Let us understand this using an example,
The non-homogeneous differential equation we have is,
$y'+xy=1+x$ -----(1)
Let the solution of the above expression be
$y=\sum\limits_{n=0}^{\infty }{{{a}_{n}}{{x}^{n}}}$ ----(2)
Next, we will compute the first derivative of $y$ , we get,
$y'=\sum\limits_{n=0}^{\infty }{n{{a}_{n}}{{x}^{n-1}}}$ -----(3)
Now, we will substitute the equation (2) and (3), we get,
$\sum\limits_{n=0}^{\infty }{n{{a}_{n}}{{x}^{n-1}}}+x\sum\limits_{n=0}^{\infty }{{{a}_{n}}{{x}^{n}}}=1+x$
$\Rightarrow \sum\limits_{n=0}^{\infty }{n{{a}_{n}}{{x}^{n-1}}}+\sum\limits_{n=0}^{\infty }{{{a}_{n}}{{x}^{n+1}}}=1+x$
First thing we have to do is make the exponents of $x$ equal, so we will increase ‘n’ by 1 for the first term and decrease ‘n’ by 1 for the second term. We get,
$\sum\limits_{n=0}^{\infty }{(n+1){{a}_{n+1}}{{x}^{n}}}+\sum\limits_{n=1}^{\infty }{{{a}_{n-1}}{{x}^{n}}}=1+x$ ------(4)
Now, we will write the terms for each expression, so we have,
$\sum\limits_{n=0}^{\infty }{(n+1){{a}_{n+1}}{{x}^{n}}}=1{{a}_{1}}+2{{a}_{2}}x+\sum\limits_{n=2}^{\infty }{(n+1){{a}_{n+1}}{{x}^{n}}}$ -----(5)
$\sum\limits_{n=1}^{\infty }{{{a}_{n-1}}{{x}^{n}}}={{a}_{0}}x+\sum\limits_{n=2}^{\infty }{{{a}_{n-1}}{{x}^{n}}}$ -----(6)
Substituting the equation (5) and (6), we get,
$\Rightarrow 1{{a}_{1}}+2{{a}_{2}}x+\sum\limits_{n=2}^{\infty }{(n+1){{a}_{n+1}}{{x}^{n}}}+{{a}_{0}}x+\sum\limits_{n=2}^{\infty }{{{a}_{n-1}}{{x}^{n}}}=1+x$
On rearranging, we get,
$\Rightarrow 1{{a}_{1}}+2{{a}_{2}}x+{{a}_{0}}x+\sum\limits_{n=2}^{\infty }{((n+1){{a}_{n+1}}}+{{a}_{n-1}}){{x}^{n}}=1+x$ -----(7)
Comparing the LHS and RHS, we get,
${{a}_{1}}=1$
And $2{{a}_{2}}+{{a}_{0}}=1$
$\Rightarrow {{a}_{2}}=\dfrac{1-{{a}_{0}}}{2}$
Where ${{a}_{0}}$ is the arbitrary constant.

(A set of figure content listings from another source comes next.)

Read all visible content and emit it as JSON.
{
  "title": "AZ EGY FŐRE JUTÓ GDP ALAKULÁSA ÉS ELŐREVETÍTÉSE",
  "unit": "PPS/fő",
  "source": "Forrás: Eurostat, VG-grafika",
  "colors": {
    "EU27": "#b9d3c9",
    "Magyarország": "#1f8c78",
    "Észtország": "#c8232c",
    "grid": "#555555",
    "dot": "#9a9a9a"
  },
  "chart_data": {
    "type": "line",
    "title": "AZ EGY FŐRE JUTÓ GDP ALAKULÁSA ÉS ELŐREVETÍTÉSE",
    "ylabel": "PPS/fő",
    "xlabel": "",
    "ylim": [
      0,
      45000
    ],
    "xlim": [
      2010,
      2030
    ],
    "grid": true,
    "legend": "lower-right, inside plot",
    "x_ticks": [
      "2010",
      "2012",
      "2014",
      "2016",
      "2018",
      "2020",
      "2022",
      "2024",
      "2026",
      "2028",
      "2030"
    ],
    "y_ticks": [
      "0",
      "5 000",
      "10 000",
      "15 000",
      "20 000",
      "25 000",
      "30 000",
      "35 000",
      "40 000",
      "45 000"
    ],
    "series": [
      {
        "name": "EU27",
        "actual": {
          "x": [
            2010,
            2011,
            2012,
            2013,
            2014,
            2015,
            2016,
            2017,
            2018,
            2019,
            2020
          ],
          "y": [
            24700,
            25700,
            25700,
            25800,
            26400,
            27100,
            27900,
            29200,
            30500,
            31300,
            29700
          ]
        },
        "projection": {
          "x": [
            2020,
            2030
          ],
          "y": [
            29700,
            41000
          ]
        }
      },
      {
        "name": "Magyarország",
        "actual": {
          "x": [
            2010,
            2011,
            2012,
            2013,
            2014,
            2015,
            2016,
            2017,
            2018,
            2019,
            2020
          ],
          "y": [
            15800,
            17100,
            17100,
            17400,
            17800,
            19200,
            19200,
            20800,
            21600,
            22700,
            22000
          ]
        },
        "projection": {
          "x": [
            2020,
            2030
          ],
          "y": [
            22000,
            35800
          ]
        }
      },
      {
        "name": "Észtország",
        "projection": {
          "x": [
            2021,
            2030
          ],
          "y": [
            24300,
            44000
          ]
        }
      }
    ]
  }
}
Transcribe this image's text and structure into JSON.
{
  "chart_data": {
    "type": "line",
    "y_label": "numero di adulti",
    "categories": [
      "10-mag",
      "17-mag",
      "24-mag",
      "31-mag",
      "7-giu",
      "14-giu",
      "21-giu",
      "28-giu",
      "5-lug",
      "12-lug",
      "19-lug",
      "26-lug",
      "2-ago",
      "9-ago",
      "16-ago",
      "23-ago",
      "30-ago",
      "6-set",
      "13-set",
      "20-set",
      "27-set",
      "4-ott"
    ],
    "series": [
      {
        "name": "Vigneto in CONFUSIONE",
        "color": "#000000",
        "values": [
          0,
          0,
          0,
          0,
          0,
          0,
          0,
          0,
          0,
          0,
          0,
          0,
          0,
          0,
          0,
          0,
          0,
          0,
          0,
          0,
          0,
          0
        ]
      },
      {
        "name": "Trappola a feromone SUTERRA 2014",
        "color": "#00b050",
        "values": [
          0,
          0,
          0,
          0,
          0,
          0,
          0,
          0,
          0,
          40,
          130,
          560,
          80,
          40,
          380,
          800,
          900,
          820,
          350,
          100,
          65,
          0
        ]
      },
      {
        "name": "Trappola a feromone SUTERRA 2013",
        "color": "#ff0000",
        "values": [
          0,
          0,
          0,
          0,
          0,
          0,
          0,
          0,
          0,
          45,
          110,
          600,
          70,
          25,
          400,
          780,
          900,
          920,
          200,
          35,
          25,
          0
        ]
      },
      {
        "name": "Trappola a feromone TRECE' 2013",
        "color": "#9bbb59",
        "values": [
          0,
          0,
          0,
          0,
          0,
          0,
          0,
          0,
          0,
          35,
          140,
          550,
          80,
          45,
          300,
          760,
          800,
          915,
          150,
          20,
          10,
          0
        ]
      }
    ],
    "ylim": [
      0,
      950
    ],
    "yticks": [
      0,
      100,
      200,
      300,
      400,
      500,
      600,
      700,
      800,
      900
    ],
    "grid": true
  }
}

And the rest of the part of equation (7) equals to 0, we get,
$(n+1){{a}_{n+1}}+{{a}_{n-1}}=0$
$\Rightarrow {{a}_{n+1}}=\dfrac{-{{a}_{n-1}}}{n+1}$
Lets ${{a}_{0}}=1$
${{a}_{1}}=1$
${{a}_{2}}=\dfrac{1-{{a}_{0}}}{2}=0$
${{a}_{3}}=\dfrac{-{{a}_{1}}}{3}=\dfrac{-1}{3}$
${{a}_{4}}=\dfrac{-{{a}_{2}}}{4}=0$
${{a}_{5}}=\dfrac{-{{a}_{3}}}{5}=\dfrac{-1}{5.3}$
So, the sequence becomes,
$1,1,0,\dfrac{-1}{3},0,\dfrac{-1}{5.3},...$
Generalised form of the above sequence is,
${{a}_{n}}={{(-1)}^{n+1}}\dfrac{(2n-2)(2n-4)..4.2}{(2n-1)(2n-3)..5.3}={{(-1)}^{n+1}}\dfrac{(2n-2)!}{(2n-1)!}$
Substituting all the obtained values in the equation (2),
Therefore, we get the solution as,
$y={{a}_{0}}+\sum\limits_{n=1}^{\infty }{{{(-1)}^{n+1}}\dfrac{(2n-2)!}{(2n-1)!}{{x}^{2n}}}$

Note: The power series solution is quite big, so it should be done carefully and step wise. After substituting the derivatives in the given differential equation, the next step should always be equalizing the power of the independent variable. And for non-polynomial coefficient we will use Taylor series to expand their function and multiply them by Taylor series for their derivative.